ECLI:NL:CRVB:2015:827
Centrale Raad van Beroep
- Hoger beroep
- Rechtspraak.nl
Afwijzing verzoek om vaststelling studieschuld na het volgen van twee masteropleidingen
In deze zaak heeft de Centrale Raad van Beroep op 18 maart 2015 uitspraak gedaan in hoger beroep tegen een eerdere uitspraak van de rechtbank Oost-Brabant. De appellante, die studiefinanciering ontving voor haar bacheloropleiding Rechtsgeleerdheid en twee masteropleidingen, verzocht de minister van Onderwijs, Cultuur en Wetenschap om haar studieschuld op een lager bedrag vast te stellen. De minister had eerder besloten dat appellante geen recht had op vijf jaren prestatiebeurs, omdat de door haar gevolgde masteropleidingen niet voldeden aan de eisen van de Wet studiefinanciering 2000 (Wsf 2000). De rechtbank had het beroep van appellante tegen dit besluit ongegrond verklaard.
De Raad oordeelde dat de masteropleidingen van appellante niet onder de in de wet genoemde opleidingen vallen die recht geven op een verlenging van de prestatiebeurs. De Raad bevestigde de overwegingen van de rechtbank en voegde hieraan toe dat appellante's argumenten berustten op een onjuiste lezing van de wet. De Raad stelde vast dat de wetgeving niet voorziet in een recht op prestatiebeurs voor het volgen van twee eenjarige masters, en dat de minister geen aanleiding had om de hardheidsclausule toe te passen. De uitspraak van de rechtbank werd bevestigd, en er werd geen proceskostenveroordeling opgelegd.
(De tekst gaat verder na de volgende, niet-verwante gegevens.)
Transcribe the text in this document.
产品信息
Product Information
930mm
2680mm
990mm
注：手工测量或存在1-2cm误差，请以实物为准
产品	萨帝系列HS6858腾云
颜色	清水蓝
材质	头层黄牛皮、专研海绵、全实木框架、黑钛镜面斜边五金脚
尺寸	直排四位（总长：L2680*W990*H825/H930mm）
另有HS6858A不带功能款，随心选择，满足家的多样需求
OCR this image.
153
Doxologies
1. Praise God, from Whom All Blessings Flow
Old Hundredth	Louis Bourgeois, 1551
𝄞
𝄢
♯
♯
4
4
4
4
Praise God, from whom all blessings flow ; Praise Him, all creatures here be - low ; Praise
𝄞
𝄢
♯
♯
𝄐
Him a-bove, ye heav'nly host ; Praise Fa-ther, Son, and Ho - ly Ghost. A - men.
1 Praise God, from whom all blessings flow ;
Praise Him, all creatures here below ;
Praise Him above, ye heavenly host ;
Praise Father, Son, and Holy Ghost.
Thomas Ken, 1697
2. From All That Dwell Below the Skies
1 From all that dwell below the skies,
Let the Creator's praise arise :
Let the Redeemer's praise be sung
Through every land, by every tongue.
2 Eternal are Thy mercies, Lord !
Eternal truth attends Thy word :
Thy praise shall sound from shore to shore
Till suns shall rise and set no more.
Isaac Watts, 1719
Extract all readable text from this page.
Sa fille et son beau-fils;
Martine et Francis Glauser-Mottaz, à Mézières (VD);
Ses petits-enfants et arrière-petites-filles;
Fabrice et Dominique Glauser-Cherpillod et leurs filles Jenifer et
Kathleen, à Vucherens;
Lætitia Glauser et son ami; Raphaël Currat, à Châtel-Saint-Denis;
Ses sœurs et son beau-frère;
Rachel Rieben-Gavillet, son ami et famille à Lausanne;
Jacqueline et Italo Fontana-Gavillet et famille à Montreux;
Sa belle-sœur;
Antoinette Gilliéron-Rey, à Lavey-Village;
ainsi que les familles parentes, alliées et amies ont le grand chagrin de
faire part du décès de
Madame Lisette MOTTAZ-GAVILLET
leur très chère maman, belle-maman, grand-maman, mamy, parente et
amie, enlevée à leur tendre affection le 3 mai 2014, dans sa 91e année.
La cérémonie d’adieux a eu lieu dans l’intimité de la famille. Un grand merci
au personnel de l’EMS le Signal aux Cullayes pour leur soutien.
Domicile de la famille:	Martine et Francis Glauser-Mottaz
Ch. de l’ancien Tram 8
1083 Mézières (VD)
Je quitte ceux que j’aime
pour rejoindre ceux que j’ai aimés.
De uitspraak benadrukt de strikte voorwaarden waaronder studiefinanciering wordt verstrekt en de noodzaak voor studenten om zich aan deze voorwaarden te houden. De Raad concludeerde dat appellante niet in aanmerking kwam voor een verlenging van haar prestatiebeurs en dat de minister correct had gehandeld in deze zaak.